Öte yandan Almanya’da 2014’te yürürlüğe giren “vertrauliche Geburt” (gizli doğum) sistemiyle anne doğum esnasında kimliğini sağlık görevlileri ve danışmanlar dışında gizleyebiliyor. Çocuk 16-18 yaşında annesinin kimlik bilgisine ulaşabiliyor. Buna karşılık İtalya ve Belçika’da, anonim doğum yasal olsa da hem anne hem de çocuk daha sonra kökenlerini araştırma hakkına sahip.
Hukukun Kör Noktasında Hangi Tartışmalar Var?
Anonim doğum tartışmaları günümüzde “çocuk merkezli” olması açısından eleştiriliyor.
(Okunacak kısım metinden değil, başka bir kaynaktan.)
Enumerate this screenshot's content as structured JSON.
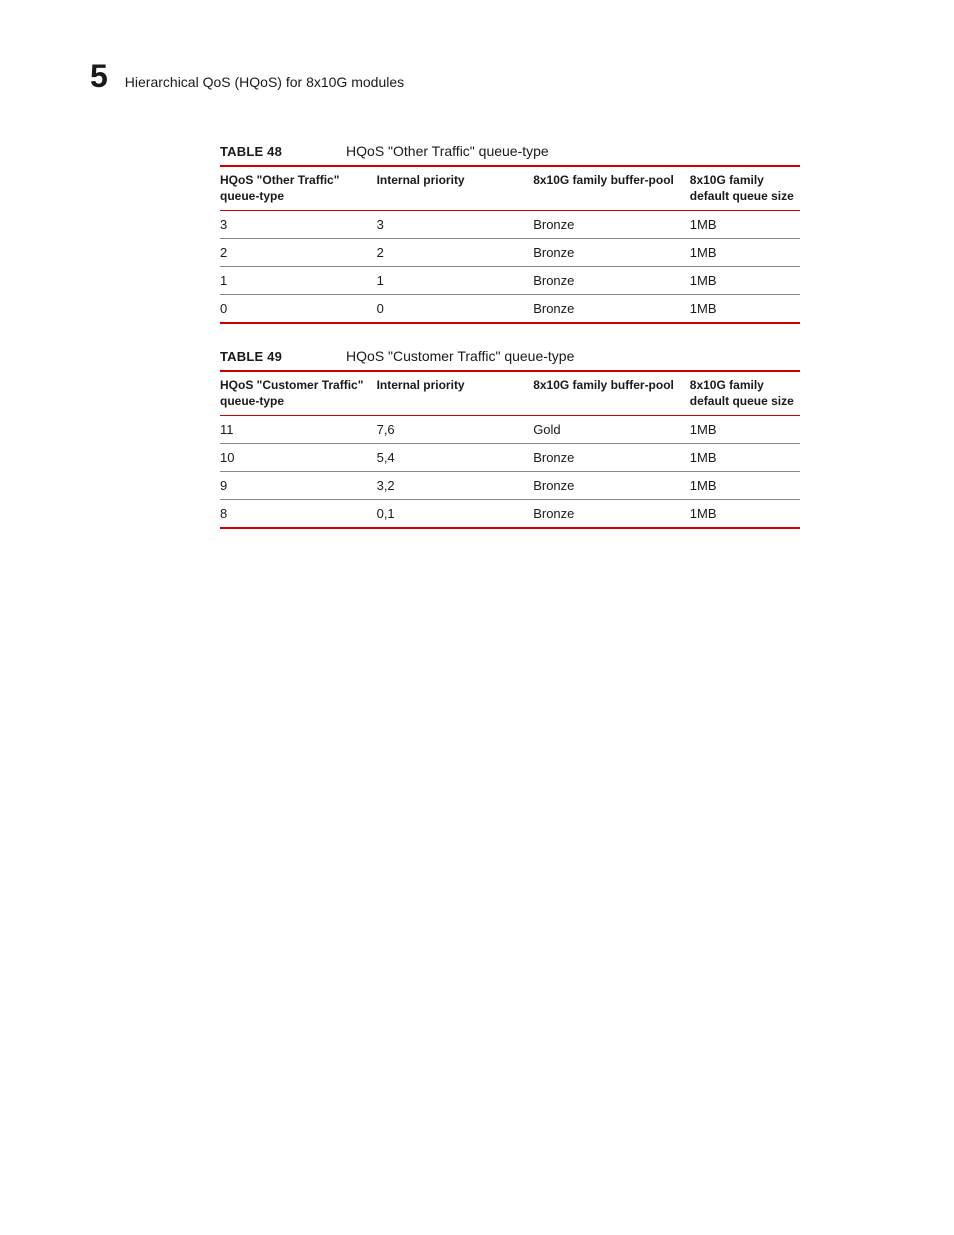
{
  "page": {
    "chapter_number": "5",
    "chapter_title": "Hierarchical QoS (HQoS) for 8x10G modules"
  },
  "colors": {
    "rule": "#cc0000",
    "row_divider": "#888888",
    "text": "#1a1a1a",
    "background": "#ffffff"
  },
  "typography": {
    "chapter_num_fontsize": 32,
    "chapter_title_fontsize": 14,
    "caption_label_fontsize": 13,
    "caption_text_fontsize": 14,
    "th_fontsize": 12,
    "td_fontsize": 13
  },
  "tables": [
    {
      "label": "TABLE 48",
      "caption": "HQoS \"Other Traffic\" queue-type",
      "columns": [
        "HQoS \"Other Traffic\" queue-type",
        "Internal priority",
        "8x10G family buffer-pool",
        "8x10G family default queue size"
      ],
      "rows": [
        [
          "3",
          "3",
          "Bronze",
          "1MB"
        ],
        [
          "2",
          "2",
          "Bronze",
          "1MB"
        ],
        [
          "1",
          "1",
          "Bronze",
          "1MB"
        ],
        [
          "0",
          "0",
          "Bronze",
          "1MB"
        ]
      ]
    },
    {
      "label": "TABLE 49",
      "caption": "HQoS \"Customer Traffic\" queue-type",
      "columns": [
        "HQoS \"Customer Traffic\" queue-type",
        "Internal priority",
        "8x10G family buffer-pool",
        "8x10G family default queue size"
      ],
      "rows": [
        [
          "11",
          "7,6",
          "Gold",
          "1MB"
        ],
        [
          "10",
          "5,4",
          "Bronze",
          "1MB"
        ],
        [
          "9",
          "3,2",
          "Bronze",
          "1MB"
        ],
        [
          "8",
          "0,1",
          "Bronze",
          "1MB"
        ]
      ]
    }
  ]
}
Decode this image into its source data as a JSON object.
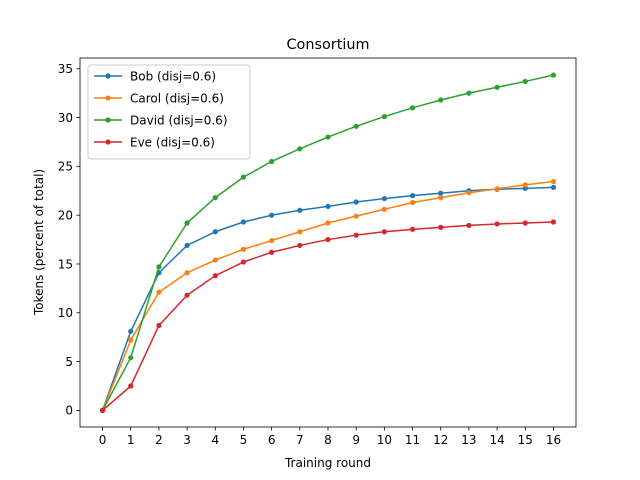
{
  "chart_data": {
    "type": "line",
    "title": "Consortium",
    "xlabel": "Training round",
    "ylabel": "Tokens (percent of total)",
    "x": [
      0,
      1,
      2,
      3,
      4,
      5,
      6,
      7,
      8,
      9,
      10,
      11,
      12,
      13,
      14,
      15,
      16
    ],
    "xlim": [
      -0.8,
      16.8
    ],
    "ylim": [
      -1.7,
      36.1
    ],
    "yticks": [
      0,
      5,
      10,
      15,
      20,
      25,
      30,
      35
    ],
    "xticks": [
      0,
      1,
      2,
      3,
      4,
      5,
      6,
      7,
      8,
      9,
      10,
      11,
      12,
      13,
      14,
      15,
      16
    ],
    "grid": false,
    "legend_position": "upper left",
    "series": [
      {
        "name": "Bob (disj=0.6)",
        "color": "#1f77b4",
        "values": [
          0,
          8.1,
          14.1,
          16.9,
          18.3,
          19.3,
          20.0,
          20.5,
          20.9,
          21.35,
          21.7,
          22.0,
          22.25,
          22.5,
          22.65,
          22.75,
          22.85
        ]
      },
      {
        "name": "Carol (disj=0.6)",
        "color": "#ff7f0e",
        "values": [
          0,
          7.2,
          12.1,
          14.1,
          15.4,
          16.5,
          17.4,
          18.3,
          19.2,
          19.9,
          20.6,
          21.3,
          21.8,
          22.3,
          22.7,
          23.1,
          23.45
        ]
      },
      {
        "name": "David (disj=0.6)",
        "color": "#2ca02c",
        "values": [
          0,
          5.4,
          14.7,
          19.2,
          21.8,
          23.9,
          25.5,
          26.8,
          28.0,
          29.1,
          30.1,
          31.0,
          31.8,
          32.5,
          33.1,
          33.7,
          34.35
        ]
      },
      {
        "name": "Eve (disj=0.6)",
        "color": "#d62728",
        "values": [
          0,
          2.5,
          8.7,
          11.8,
          13.8,
          15.2,
          16.2,
          16.9,
          17.5,
          17.95,
          18.3,
          18.55,
          18.75,
          18.95,
          19.1,
          19.2,
          19.3
        ]
      }
    ]
  }
}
Kadının ve özellikle biyolojik babanın konumunun bu tartışmadan dışlanması ise başka sorunlar yaratıyor. Örneğin, anonim doğuma izin veren yasaların katılığı; kadınların kararını değiştirerek çocuklarının izini sürmesinin de önünde bir engel olarak yükseliyor. Bir anlamda kadının “karar değiştirme hakkı” elinden alınmış oluyor. Bu durum, kararının sonucu olarak bir tür kamusal cezalandırmaya dönüşüyor.
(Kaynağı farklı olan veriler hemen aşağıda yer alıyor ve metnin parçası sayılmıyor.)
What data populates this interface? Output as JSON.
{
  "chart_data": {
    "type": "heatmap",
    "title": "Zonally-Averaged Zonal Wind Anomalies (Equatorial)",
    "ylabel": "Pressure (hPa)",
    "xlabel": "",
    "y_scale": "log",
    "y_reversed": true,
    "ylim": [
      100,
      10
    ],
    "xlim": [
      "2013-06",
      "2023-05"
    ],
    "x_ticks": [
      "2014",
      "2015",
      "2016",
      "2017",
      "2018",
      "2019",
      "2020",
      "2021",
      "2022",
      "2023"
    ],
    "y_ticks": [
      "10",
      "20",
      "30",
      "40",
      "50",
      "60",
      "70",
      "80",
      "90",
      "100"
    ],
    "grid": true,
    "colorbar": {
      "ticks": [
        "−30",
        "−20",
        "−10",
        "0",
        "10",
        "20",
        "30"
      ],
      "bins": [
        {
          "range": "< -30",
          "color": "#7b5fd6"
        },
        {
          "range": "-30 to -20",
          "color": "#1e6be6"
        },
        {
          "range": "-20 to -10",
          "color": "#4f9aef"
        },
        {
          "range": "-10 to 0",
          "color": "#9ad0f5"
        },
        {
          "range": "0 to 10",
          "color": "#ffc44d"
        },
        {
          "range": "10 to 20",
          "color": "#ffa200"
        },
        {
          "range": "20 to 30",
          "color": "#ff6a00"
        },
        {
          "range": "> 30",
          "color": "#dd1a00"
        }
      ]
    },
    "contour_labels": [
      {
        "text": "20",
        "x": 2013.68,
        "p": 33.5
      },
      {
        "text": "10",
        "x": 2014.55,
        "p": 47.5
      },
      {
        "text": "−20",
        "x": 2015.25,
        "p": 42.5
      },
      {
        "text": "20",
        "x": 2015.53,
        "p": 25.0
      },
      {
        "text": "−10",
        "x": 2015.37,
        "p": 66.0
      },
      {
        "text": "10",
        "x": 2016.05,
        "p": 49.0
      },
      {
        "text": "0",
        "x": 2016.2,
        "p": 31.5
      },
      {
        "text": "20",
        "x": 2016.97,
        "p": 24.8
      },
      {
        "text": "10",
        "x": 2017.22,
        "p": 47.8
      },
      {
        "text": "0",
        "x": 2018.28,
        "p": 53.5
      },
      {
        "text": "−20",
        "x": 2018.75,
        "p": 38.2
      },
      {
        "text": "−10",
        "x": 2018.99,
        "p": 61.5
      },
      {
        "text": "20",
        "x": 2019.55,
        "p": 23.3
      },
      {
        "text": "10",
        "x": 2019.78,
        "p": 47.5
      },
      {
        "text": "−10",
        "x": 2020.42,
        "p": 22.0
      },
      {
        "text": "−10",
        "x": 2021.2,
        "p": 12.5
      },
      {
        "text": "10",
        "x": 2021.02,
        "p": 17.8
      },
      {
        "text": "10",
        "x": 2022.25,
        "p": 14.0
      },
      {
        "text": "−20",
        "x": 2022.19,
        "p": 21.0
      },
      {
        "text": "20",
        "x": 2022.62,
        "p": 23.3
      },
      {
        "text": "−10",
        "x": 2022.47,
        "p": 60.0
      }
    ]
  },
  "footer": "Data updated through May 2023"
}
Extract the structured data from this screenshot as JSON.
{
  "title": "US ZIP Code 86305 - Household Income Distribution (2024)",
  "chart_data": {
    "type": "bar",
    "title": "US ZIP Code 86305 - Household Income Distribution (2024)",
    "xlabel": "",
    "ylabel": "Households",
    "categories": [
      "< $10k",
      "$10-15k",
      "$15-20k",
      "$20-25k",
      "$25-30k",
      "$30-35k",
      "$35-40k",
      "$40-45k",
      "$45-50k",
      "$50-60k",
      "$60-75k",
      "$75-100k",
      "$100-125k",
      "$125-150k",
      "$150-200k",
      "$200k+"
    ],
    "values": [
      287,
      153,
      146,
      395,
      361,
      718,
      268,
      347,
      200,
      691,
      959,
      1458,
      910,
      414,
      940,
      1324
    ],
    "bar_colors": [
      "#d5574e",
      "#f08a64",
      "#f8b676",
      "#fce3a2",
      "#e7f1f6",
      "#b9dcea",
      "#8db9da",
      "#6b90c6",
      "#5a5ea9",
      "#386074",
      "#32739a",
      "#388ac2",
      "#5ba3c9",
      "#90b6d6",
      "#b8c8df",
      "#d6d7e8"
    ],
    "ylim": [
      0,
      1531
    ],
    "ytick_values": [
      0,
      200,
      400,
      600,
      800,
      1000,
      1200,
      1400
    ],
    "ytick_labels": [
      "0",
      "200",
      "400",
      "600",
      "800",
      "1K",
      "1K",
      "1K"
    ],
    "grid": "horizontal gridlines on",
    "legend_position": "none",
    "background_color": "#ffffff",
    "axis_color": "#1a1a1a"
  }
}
Öte yandan babanın hem anonim doğum şartlarına sebep olmadaki sorumluluğu, hem çocuğun köken bilgisindeki rolü ve bilgi edinme hakkı hem etik hem hukuki tartışmaların dışında kalmış durumda. Bu durum, kadının hamileliğinin genellikle “tecavüz sonucu olduğu” varsayımına dayandırılsa da bu varsayımı destekleyecek yeterli veri bulunmuyor. Avrupa İnsan Hakları Sözleşmesi’nin 8. maddesine göre özel hayatın korunması hakkı bu durumda her üç taraf için de geçerli.
Devletlerin bebek ölümlerini engellemek için aldığı anonim doğum önlemi ise, bebeklerin hayatta tutulmasına dair annelerin yeteri kadar desteklenmiyor olabileceğinin altını çiziyor. Kadınların kimliğini gizleyerek doğum yapma hakkını feminist bir yerden okumak bu açıdan zorlaşıyor. Zira burada önce gizliliğin bir “özgürlük” veya haktan önce neden bir “zorunluluk” olarak karşımıza çıktığını anlamak gerekiyor.
Kadınların hangi şartlarda ve neden kamusal olarak yalnız bırakıldığının ve çocukların neden güvenli bir şekilde evlat edinme sistemine dahil edilemeyeceği şartların oluştuğuna dair daha çok veriye ve kapsayıcı bir tartışmaya ihtiyaç var gibi görünüyor. Bu açıdan “geri alınamaz anonimlik” ne çocuklara ne de annelere hizmet ediyor. Bu olguyu ele alan kaynaklar her ne kadar anonim doğumların yıllık doğum oranlarına göre çok düşük bir yüzdeye sahip olduğunu vurgulasa da konunun kelimenin tam anlamıyla “hayat memat meselesi” olması, hukukun kör noktalarını fark etmenin önemini tekrar gözler önüne seriyor.